Par de grandes chaleurs

Cherche désespérément un endroit où vivre (A Place to come to pour reprendre le titre du chef d’œuvre de Robert Penn Warren). Quinze années dans le Cantal, autant d’hivers et autant d’été, à plus de 1000m, habituent l’organisme à un climat plus tempéré – les canicules, en général, sont moins brûlantes, et rares sont les jours de l’année où les températures excèdent les 25°C.

L’âge y fait aussi sans doute, mais je suis devenu parfaitement intolérant à la chaleur, dont le seuil subjectif (pour moi donc) s’abaisse au fur et à mesure que je vieillis (et passe mes hivers dehors à crapahuter dans la neige). En ce moment, je dirais qu’au-delà de 22°C j’ai tendance à me terrer dans mon bureau ou la chambre à coucher – par chance, notre nouvelle maison, une bâtisse ancienne, coincée dans un bourg minuscule, adossée à l’église, demeure particulièrement fraîche. Iris de la Loupette, épagneule de son état, est dans le même état que moi d’ailleurs, et voir comment elle fait demi-tour après quelques pas dehors lors de sa sortie matinale me peine et aggrave mon cas.

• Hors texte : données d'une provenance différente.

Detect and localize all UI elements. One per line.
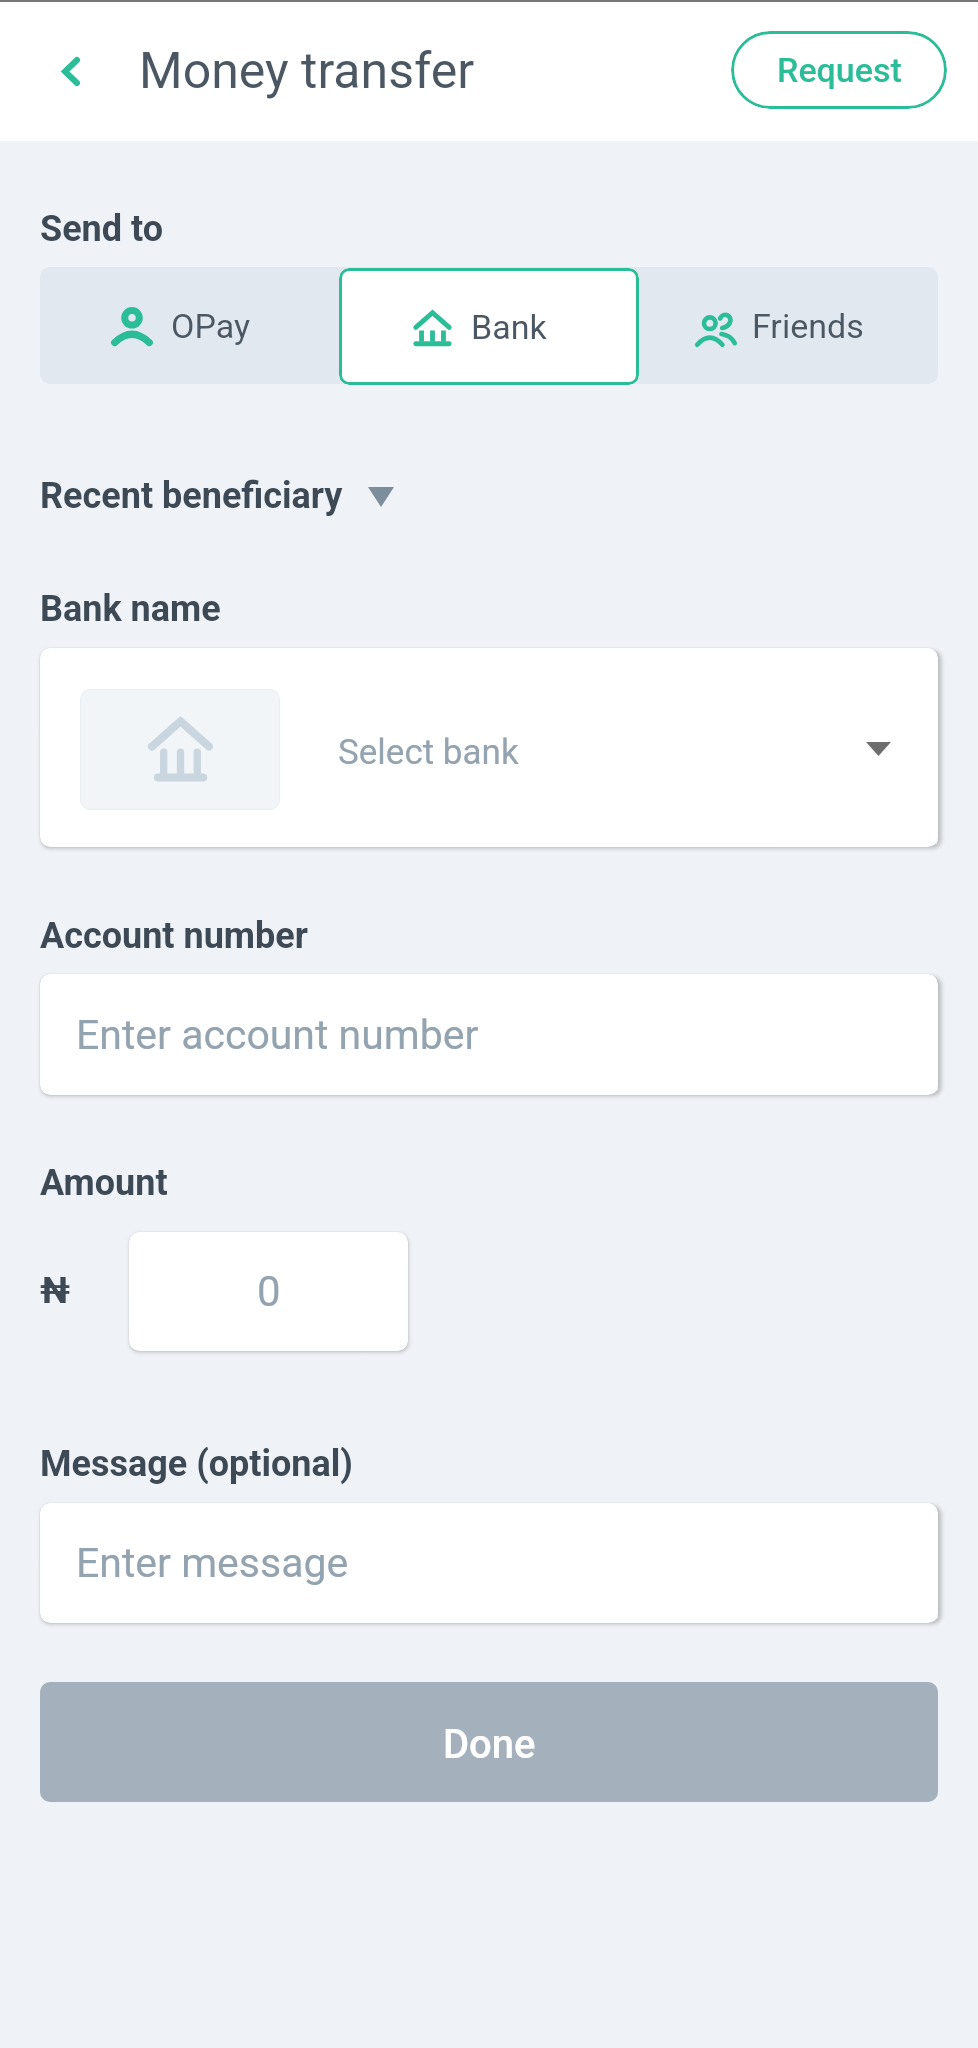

De fait, on se promène elle et moi quand la nuit tombe (hier soir encore, errions dans les ruelles du village jusqu’à près d’un heure de la nuit, pas pressés de rentrer). Capou, petit Spitz, malgré l’épaisseur de sa fourrure, s’en sort mieux semble-t-il (mais il ne part plus tellement en randonnée à son âge).

J’ai le souvenir d’avoir marché tout le jour lors de randonnées épiques en plein cagnard dans mes jeunes années, et j’appréciais je crois le ruissellement de la sueur et l’épaisseur de l’air brûlant. Aujourd’hui, c’est fini. Je hais la chaleur et, considérant les climats à venir, je crains de devoir souffrir pire encore dans les années qui viennent.

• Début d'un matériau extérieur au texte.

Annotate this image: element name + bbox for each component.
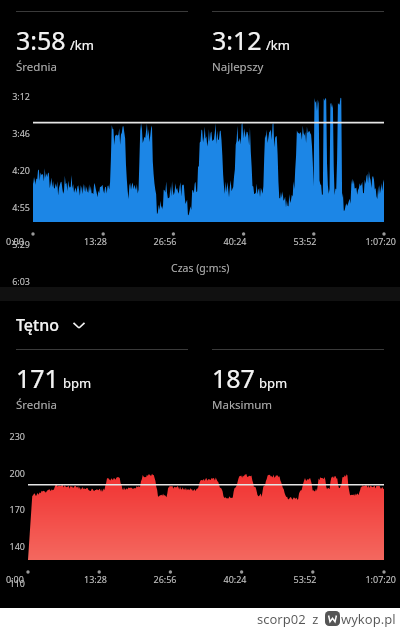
staticText: 40:24 [200,235,270,247]
staticText: 4:20 [0,164,30,176]
button[interactable]: 3:12 [212,11,384,75]
staticText: 0:00 [6,573,61,585]
staticText: 4:55 [0,201,30,213]
staticText: /km [70,36,94,54]
staticText: 53:52 [270,235,340,247]
staticText: 3:12 [212,23,262,57]
staticText: Najlepszy [212,59,264,75]
staticText: 13:28 [61,235,130,247]
button[interactable]: 171 [16,349,188,413]
staticText: 6:03 [0,275,30,287]
staticText: Tętno [16,314,59,336]
staticText: scorp02 z [257,610,319,628]
staticText: 1:07:20 [340,235,396,247]
staticText: 0:00 [6,235,61,247]
staticText: 40:24 [200,573,270,585]
staticText: 170 [0,503,25,515]
staticText: 1:07:20 [340,573,396,585]
staticText: 5:29 [0,238,30,250]
button[interactable]: Tętno [16,314,87,336]
staticText: wykop.pl [341,610,396,628]
button[interactable]: 187 [212,349,384,413]
staticText: 13:28 [61,573,130,585]
staticText: 3:46 [0,127,30,139]
other: Rozwiń [71,317,87,333]
staticText: 3:58 [16,23,66,57]
staticText: 26:56 [130,573,200,585]
staticText: 230 [0,430,25,442]
staticText: bpm [63,374,92,392]
staticText: Maksimum [212,397,273,413]
staticText: Średnia [16,397,57,413]
staticText: 140 [0,540,25,552]
staticText: Czas (g:m:s) [171,261,230,275]
staticText: 3:12 [0,90,30,102]
staticText: 110 [0,577,25,589]
staticText: 26:56 [130,235,200,247]
staticText: Średnia [16,59,57,75]
staticText: 53:52 [270,573,340,585]
staticText: 187 [212,361,255,395]
staticText: 200 [0,467,25,479]
staticText: /km [266,36,290,54]
button[interactable]: 3:58 [16,11,188,75]
staticText: bpm [259,374,288,392]
staticText: 171 [16,361,59,395]
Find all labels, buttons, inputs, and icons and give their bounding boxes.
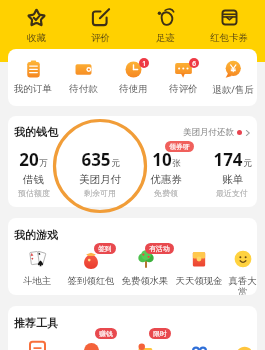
staticText: 我的订单	[14, 83, 52, 95]
button[interactable]: More	[226, 338, 257, 350]
staticText: 我的钱包	[14, 125, 58, 139]
staticText: 天天领现金	[172, 275, 226, 287]
button[interactable]: Limited offer	[118, 338, 172, 350]
staticText: 元	[243, 158, 252, 169]
button[interactable]: 待付款	[58, 60, 108, 95]
staticText: 有活动	[149, 244, 170, 253]
button[interactable]: 美团月付还款	[183, 127, 251, 138]
button[interactable]: 我的订单	[8, 60, 58, 95]
button[interactable]: 20	[0, 148, 67, 198]
staticText: 预估额度	[18, 188, 50, 198]
button[interactable]: 签到	[64, 248, 118, 287]
button[interactable]: 6	[158, 60, 208, 95]
button[interactable]: 斗地主	[10, 248, 64, 287]
staticText: 退款/售后	[212, 83, 254, 96]
staticText: 20	[19, 148, 39, 171]
staticText: 领券呀	[169, 142, 190, 151]
staticText: 足迹	[156, 32, 175, 44]
staticText: 限时	[153, 329, 167, 338]
button[interactable]: 174	[199, 148, 265, 198]
button[interactable]: 1	[108, 60, 158, 95]
staticText: 剩余可用	[84, 188, 116, 198]
button[interactable]: 635	[67, 148, 133, 198]
staticText: 张	[172, 158, 181, 169]
button[interactable]: 收藏	[7, 0, 65, 44]
staticText: 美团月付还款	[183, 127, 234, 138]
staticText: 账单	[222, 173, 243, 186]
staticText: 签到	[98, 244, 112, 253]
staticText: 元	[111, 158, 120, 169]
button[interactable]: 红包卡券	[200, 0, 258, 44]
staticText: 红包卡券	[210, 32, 248, 44]
staticText: 1	[142, 59, 146, 68]
staticText: 待付款	[69, 83, 98, 95]
button[interactable]: 退款/售后	[208, 60, 257, 96]
staticText: 赚钱	[99, 329, 113, 338]
staticText: 635	[81, 148, 111, 171]
button[interactable]: 天天领现金	[172, 248, 226, 287]
staticText: 10	[152, 148, 172, 171]
staticText: 我的游戏	[14, 228, 58, 242]
staticText: 借钱	[23, 173, 44, 186]
staticText: 推荐工具	[14, 316, 58, 330]
button[interactable]: Partner	[172, 338, 226, 350]
button[interactable]: 真香大赏	[226, 248, 257, 295]
staticText: 6	[192, 59, 196, 68]
button[interactable]: Earn	[64, 338, 118, 350]
staticText: 美团月付	[79, 173, 121, 186]
staticText: 斗地主	[10, 275, 64, 287]
button[interactable]: 10	[133, 148, 199, 198]
button[interactable]: 评价	[71, 0, 129, 44]
staticText: 签到领红包	[64, 275, 118, 287]
button[interactable]: Tasks	[10, 338, 64, 350]
staticText: 真香大赏	[226, 275, 257, 295]
staticText: 174	[213, 148, 243, 171]
staticText: 待使用	[119, 83, 148, 95]
staticText: 收藏	[27, 32, 46, 44]
button[interactable]: 足迹	[136, 0, 194, 44]
staticText: 待评价	[169, 83, 198, 95]
staticText: 最近支付	[216, 188, 248, 198]
staticText: 评价	[91, 32, 110, 44]
staticText: 免费领	[154, 188, 178, 198]
staticText: 万	[39, 158, 48, 169]
staticText: 优惠券	[150, 173, 182, 186]
button[interactable]: 有活动	[118, 248, 172, 287]
staticText: 免费领水果	[118, 275, 172, 287]
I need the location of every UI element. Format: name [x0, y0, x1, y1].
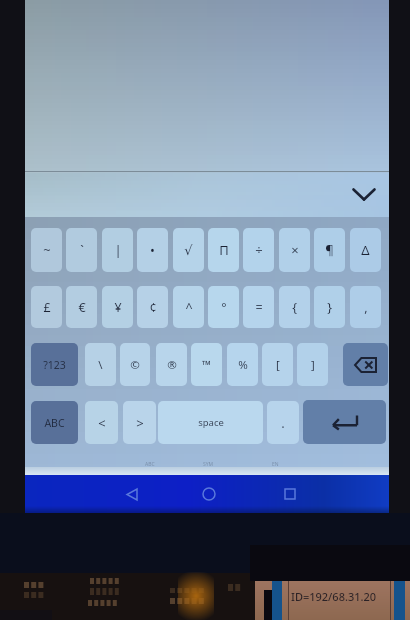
staticText: ?123	[43, 358, 66, 372]
staticText: ÷	[255, 241, 263, 259]
button[interactable]: ^	[173, 286, 204, 328]
button[interactable]: space	[158, 401, 263, 444]
button[interactable]: |	[102, 228, 133, 272]
button[interactable]: •	[137, 228, 168, 272]
staticText: |	[114, 241, 122, 259]
button[interactable]: }	[314, 286, 345, 328]
staticText: ™	[202, 357, 211, 373]
button[interactable]: ABC	[31, 401, 78, 444]
button[interactable]: Back	[110, 475, 154, 513]
staticText: SYM	[203, 461, 214, 468]
button[interactable]: Δ	[350, 228, 381, 272]
staticText: Δ	[361, 241, 370, 259]
staticText: ¥	[114, 299, 122, 316]
button[interactable]: %	[227, 343, 258, 386]
button[interactable]: €	[66, 286, 97, 328]
staticText: ¶	[325, 241, 334, 259]
button[interactable]: {	[279, 286, 310, 328]
staticText: =	[255, 299, 263, 316]
staticText: Π	[219, 241, 229, 259]
button[interactable]: <	[85, 401, 118, 444]
staticText: ©	[130, 357, 140, 373]
button[interactable]: Hide keyboard	[345, 174, 383, 215]
staticText: ®	[167, 357, 177, 373]
button[interactable]: ¶	[314, 228, 345, 272]
button[interactable]: ~	[31, 228, 62, 272]
staticText: ×	[291, 241, 299, 259]
button[interactable]: Π	[208, 228, 239, 272]
button[interactable]: ×	[279, 228, 310, 272]
staticText: °	[221, 299, 227, 316]
staticText: EN	[272, 461, 279, 468]
button[interactable]: >	[123, 401, 156, 444]
button[interactable]: ¥	[102, 286, 133, 328]
button[interactable]: °	[208, 286, 239, 328]
staticText: %	[238, 357, 248, 373]
staticText: {	[292, 299, 297, 316]
staticText: space	[198, 416, 224, 429]
staticText: ^	[185, 299, 193, 316]
staticText: ID=192/68.31.20	[291, 589, 377, 604]
button[interactable]: ]	[297, 343, 328, 386]
staticText: \	[98, 357, 103, 373]
staticText: ¢	[149, 299, 157, 316]
staticText: ,	[364, 299, 368, 316]
button[interactable]: Enter	[303, 400, 386, 444]
staticText: }	[327, 299, 332, 316]
button[interactable]: ®	[156, 343, 187, 386]
staticText: ~	[43, 241, 51, 259]
staticText: ABC	[44, 416, 65, 430]
staticText: <	[98, 414, 106, 432]
button[interactable]: £	[31, 286, 62, 328]
staticText: £	[43, 299, 51, 316]
staticText: ABC	[145, 461, 155, 468]
button[interactable]: Home	[187, 475, 231, 513]
button[interactable]: [	[262, 343, 293, 386]
button[interactable]: ¢	[137, 286, 168, 328]
button[interactable]: \	[85, 343, 116, 386]
button[interactable]: .	[267, 401, 299, 444]
button[interactable]: ™	[191, 343, 222, 386]
staticText: ]	[311, 357, 315, 373]
button[interactable]: ÷	[243, 228, 274, 272]
staticText: .	[281, 414, 285, 432]
button[interactable]: Backspace	[343, 343, 388, 386]
button[interactable]: Recent apps	[268, 475, 312, 513]
button[interactable]: ,	[350, 286, 381, 328]
button[interactable]: =	[243, 286, 274, 328]
staticText: >	[136, 414, 144, 432]
button[interactable]: ?123	[31, 343, 78, 386]
button[interactable]: √	[173, 228, 204, 272]
staticText: √	[184, 243, 193, 258]
staticText: [	[276, 357, 280, 373]
button[interactable]: `	[66, 228, 97, 272]
button[interactable]: ©	[120, 343, 150, 386]
staticText: `	[80, 241, 84, 259]
staticText: •	[150, 241, 155, 259]
staticText: €	[78, 299, 86, 316]
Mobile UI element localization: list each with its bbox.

En attendant l’hiver qui viendra bien à son heure, je cherche sur la terre un endroit frais (un refuge pour mes vieux jours : maintenant donc) – Ces planisphères en 3D, proposées par le service américain de météorologie sont particulièrement parlantes – et assez sinistres. Pour ceux qui doutent du réchauffement climatique global, consultez-les régulièrement (par exemple, ces jours-ci , la situation en Inde est apocalyptique).

La Nouvelle-Zélande, le sud du Chili (et la côté Pacifique de l’Amérique du sud) – on est en hiver là-bas. Les régions les plus septentrionales – encore qu’il fasse déjà très chaud en Sibérie – , et encore.. les massifs himalayens jusqu’à l’est du Kirghizistan. Mais voyez ces taches rouges jusque dans le grand nord Canadien. J’imagine dans les décennies à venir les populations les plus fortunées gagnant ces derniers îlots de fraîcheur (ou de douceur). Il n’y aura pas beaucoup de place (ça a déjà commencé du reste et en Nouvelle Zélande par exemple, les autochtones râlent déjà contre les hyper-riches qui s’installent).

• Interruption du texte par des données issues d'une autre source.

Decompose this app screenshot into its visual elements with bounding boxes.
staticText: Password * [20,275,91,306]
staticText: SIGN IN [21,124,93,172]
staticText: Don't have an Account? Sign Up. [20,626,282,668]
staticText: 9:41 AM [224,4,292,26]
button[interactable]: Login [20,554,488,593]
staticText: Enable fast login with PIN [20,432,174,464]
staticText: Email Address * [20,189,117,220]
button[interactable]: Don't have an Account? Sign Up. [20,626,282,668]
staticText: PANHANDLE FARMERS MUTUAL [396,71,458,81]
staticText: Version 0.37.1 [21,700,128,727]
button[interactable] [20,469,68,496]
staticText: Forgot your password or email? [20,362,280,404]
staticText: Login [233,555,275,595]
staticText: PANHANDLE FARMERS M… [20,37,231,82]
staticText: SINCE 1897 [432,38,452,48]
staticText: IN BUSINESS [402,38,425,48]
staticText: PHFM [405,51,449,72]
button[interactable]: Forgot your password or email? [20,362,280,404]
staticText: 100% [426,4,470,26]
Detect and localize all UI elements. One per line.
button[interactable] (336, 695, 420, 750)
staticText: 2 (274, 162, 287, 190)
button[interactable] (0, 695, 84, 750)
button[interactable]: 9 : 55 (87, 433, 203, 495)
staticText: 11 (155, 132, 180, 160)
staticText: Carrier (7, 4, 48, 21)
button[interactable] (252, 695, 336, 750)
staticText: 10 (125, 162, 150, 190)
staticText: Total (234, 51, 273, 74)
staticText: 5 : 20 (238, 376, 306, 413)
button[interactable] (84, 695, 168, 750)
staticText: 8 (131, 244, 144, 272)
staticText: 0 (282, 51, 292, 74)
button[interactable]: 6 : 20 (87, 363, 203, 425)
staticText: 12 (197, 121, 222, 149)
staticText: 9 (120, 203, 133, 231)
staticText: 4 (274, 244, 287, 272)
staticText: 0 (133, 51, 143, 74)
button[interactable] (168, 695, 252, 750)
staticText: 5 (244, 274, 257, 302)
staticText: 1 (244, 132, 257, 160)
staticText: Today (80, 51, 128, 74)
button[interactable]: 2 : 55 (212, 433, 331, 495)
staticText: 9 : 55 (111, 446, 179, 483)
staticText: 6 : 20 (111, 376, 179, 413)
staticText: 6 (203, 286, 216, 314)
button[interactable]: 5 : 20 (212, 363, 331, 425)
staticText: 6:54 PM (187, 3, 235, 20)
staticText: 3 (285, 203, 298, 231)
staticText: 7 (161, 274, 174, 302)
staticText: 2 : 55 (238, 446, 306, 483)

Où donc aller (“où atterrir ?” comme dit Bruno Latour) maintenant ? Si j’en avais les moyens, je filerai sans aucun doute dans le Grand Nord, mais, condamné par une condition de nécessiteux chronique, je me contenterais sans doute d’aller marcher la nuit, et de grimper sur les hauteurs du Forez au petit matin ou encore de suivre quelques ruisseaux serpentant dans d’obscurs sous-bois.